One of the most abundantly oxidized vascular proteins of relevance in hypertension is actin, critically involved in cytsoskeletal organization and cell contraction (234,235). Exposure of VSMC to H2O2 causes cytsoskeletal rearrangement, F-actin fragmentation, impaired polymerization and phenotypic changes, processes causing vascular dysfunction and arterial remodeling in hypertension (271). In conditions associated with severe oxidative stress, such as end stage heart failure and hypertension-associated target organ damage, carbonylation (irreversible form of Ox-PTM) of actin was associated with loss of cell viability and contractile dysfunction (271).
S-nitrosothiols in the cardiovascular system regulate multiple processes that are mainly protective, including NOS activity and vasodilation, cardiomyocyte Ca2+ homeostasis and myocardial contraction, ATP production and mitochondrial bioenergetics and inhibition of platelet aggregation and hemostasis. In hypertension S-nitrosylation of various proteins has been implicated in vascular dysfunction (272). For example, S-nitrosylation of eNOS (Cys101) promotes eNOS uncoupling and ROS production, while S-Nitrosylation of cyclooxygenase-2 (COX-2), Ca2+ channels and angiotensinogen (Cys18, Cys138) influence vascular tone (273). In heart failure, Cys294 S-nitrosylation and S-glutathionylation of ATP synthase are negatively correlated with ATP hydrolysis, indicating that Ox-PTMs cause inactivation of enzymatic activity and reduced ATP production and myocardial injury (274).

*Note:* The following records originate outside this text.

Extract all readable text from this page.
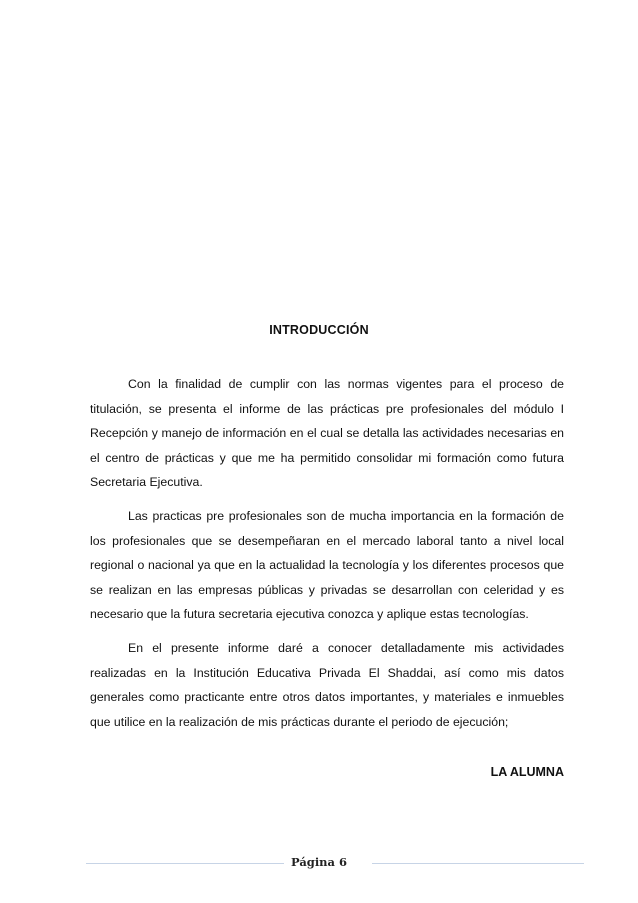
INTRODUCCIÓN

Con la finalidad de cumplir con las normas vigentes para el proceso de titulación, se presenta el informe de las prácticas pre profesionales del módulo I Recepción y manejo de información en el cual se detalla las actividades necesarias en el centro de prácticas y que me ha permitido consolidar mi formación como futura Secretaria Ejecutiva.

Las practicas pre profesionales son de mucha importancia en la formación de los profesionales que se desempeñaran en el mercado laboral tanto a nivel local regional o nacional ya que en la actualidad la tecnología y los diferentes procesos que se realizan en las empresas públicas y privadas se desarrollan con celeridad y es necesario que la futura secretaria ejecutiva conozca y aplique estas tecnologías.

En el presente informe daré a conocer detalladamente mis actividades realizadas en la Institución Educativa Privada El Shaddai, así como mis datos generales como practicante entre otros datos importantes, y materiales e inmuebles que utilice en la realización de mis prácticas durante el periodo de ejecución;

LA ALUMNA
Página 6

The number of identified proteins that undergo Ox-PTM in cardiovascular disease and hypertension continues to grow (21–23). In addition to those above, other proteins of interest include ryanodine receptor 2 (RyR2), Keap/Nrf-2, bone morphogenic proteins (BMP), NFATc4/ERK/AKT, Trx1, histone deacytelase 4 (HDAC4) and TRPM2 (275–277). We demonstrated in human VSMCs, that under basal conditions 92% of proteins were similarly oxidized in cells from normotensive and hypertensive patients, while ~ 3% were hyperoxidized and ~ 5% showed reduced oxidation in the hypertensive group (278). Some of the potentially interesting candidate vascular proteins that were highly oxidized included β-actin, annexin A1, galectin-1, FK506 binding protein polymerase I and transcript release factor (PTRF, −1.92) and vimentin (278). Of significance, many of these proteins play an important role in cytoskeletal organization and contraction.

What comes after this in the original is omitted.